To fill the void, some physicians are opening clinics whose sole purpose is to recommend medical marijuana to patients. In addition, websites are popping up that offer these recommendations without the need to go to a physician’s office. According to one such website, NuggMD.com, all customers have to do to get an emailed recommendation is pay $39 and have a 10- to 15-minute video chat with one of the California-licensed physicians who work for NuggMD. Any licensed physician can recommend marijuana in California because the state does not require special training or certification to do so. Such websites and marijuana clinics seem to run afoul of policy guidelines approved last May by the Federation of State Medical Boards’ House of Delegates. Under the guidelines, physicians should have an established relationship with patients before recommending marijuana to them.
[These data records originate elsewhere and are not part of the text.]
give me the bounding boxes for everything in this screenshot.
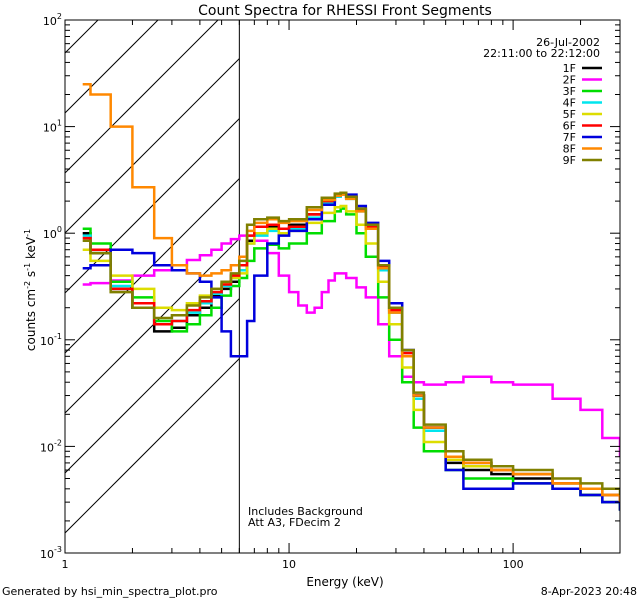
- legend-label-7f: 7F: [563, 131, 576, 144]
- x-tick-label: 10: [282, 558, 296, 571]
- y-tick-label: 10-1: [40, 332, 62, 348]
- hatch-line: [65, 358, 240, 534]
- y-tick-label: 10-2: [40, 438, 62, 454]
- series-9f-line: [82, 191, 620, 495]
- time-range-label: 22:11:00 to 22:12:00: [483, 47, 600, 60]
- y-axis-label: counts cm-2 s-1 keV-1: [23, 229, 38, 351]
- hatch-line: [65, 238, 240, 414]
- date-label: 26-Jul-2002: [536, 36, 600, 49]
- legend-label-4f: 4F: [563, 97, 576, 110]
- y-tick-label: 100: [43, 225, 62, 241]
- series-lines: [82, 82, 620, 511]
- hatch-line: [65, 58, 240, 234]
- axis-ticks: 1 10 100 10-3 10-2 10-1 100 101 102: [40, 12, 621, 571]
- legend-label-9f: 9F: [563, 154, 576, 167]
- y-tick-label: 101: [43, 119, 62, 135]
- legend-label-3f: 3F: [563, 85, 576, 98]
- hatch-line: [65, 178, 240, 354]
- timestamp-label: 8-Apr-2023 20:48: [541, 585, 637, 598]
- legend-label-1f: 1F: [563, 62, 576, 75]
- y-tick-label: 102: [43, 12, 62, 28]
- legend-label-5f: 5F: [563, 108, 576, 121]
- legend-label-6f: 6F: [563, 120, 576, 133]
- hatch-line: [65, 20, 99, 54]
- legend-label-2f: 2F: [563, 74, 576, 87]
- chart-title: Count Spectra for RHESSI Front Segments: [198, 3, 492, 19]
- x-axis-label: Energy (keV): [306, 575, 383, 589]
- x-tick-label: 1: [62, 558, 69, 571]
- hatch-line: [65, 20, 159, 114]
- annotation-background: Includes Background: [248, 505, 363, 518]
- y-tick-label: 10-3: [40, 545, 62, 561]
- hatch-line: [65, 20, 219, 174]
- hatched-region: [65, 20, 240, 553]
- plot-frame: [64, 19, 621, 554]
- x-tick-label: 100: [503, 558, 524, 571]
- series-2f-line: [82, 234, 620, 457]
- annotation-attenuator: Att A3, FDecim 2: [248, 516, 341, 529]
- hatch-line: [65, 118, 240, 294]
- generated-by-label: Generated by hsi_min_spectra_plot.pro: [2, 585, 218, 598]
- legend-label-8f: 8F: [563, 143, 576, 156]
- hatch-line: [65, 298, 240, 474]
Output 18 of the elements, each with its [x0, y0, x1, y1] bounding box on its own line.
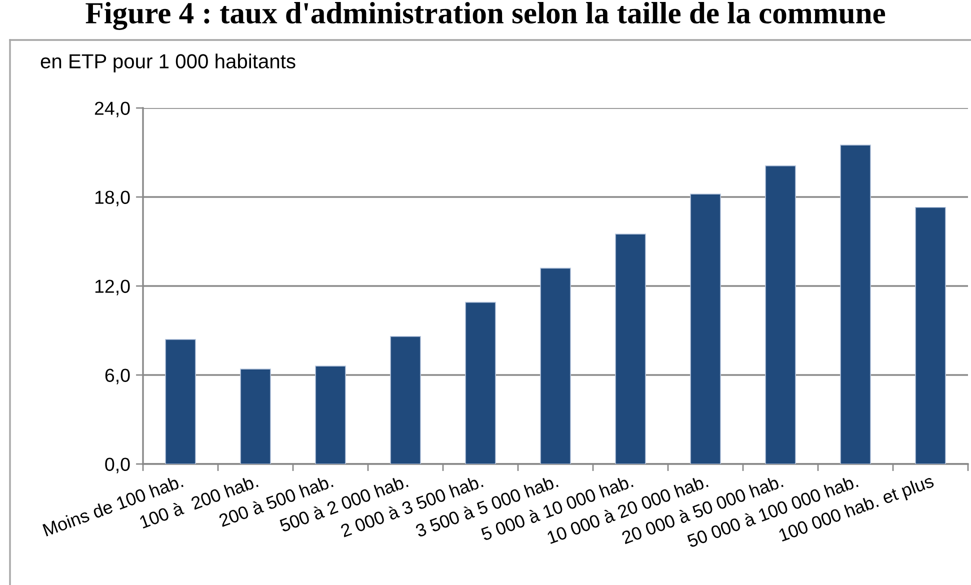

Norris, who has a sign hanging in his waiting room stating “this is not a pain clinic,” is unmoved by callers claiming that since their state approved an amendment legalizing medical marijuana, it is now their constitutional right to get it. “They think I’m supposed to just go ahead and write the scripts, and I’m not doing that.”
If the callers want to make an appointment so he can examine them and take their medical history, fine, but, Norris said, he will not rubber-stamp recommendations for medical marijuana. “I do not want to be a little head shop doc with bongs in the window.”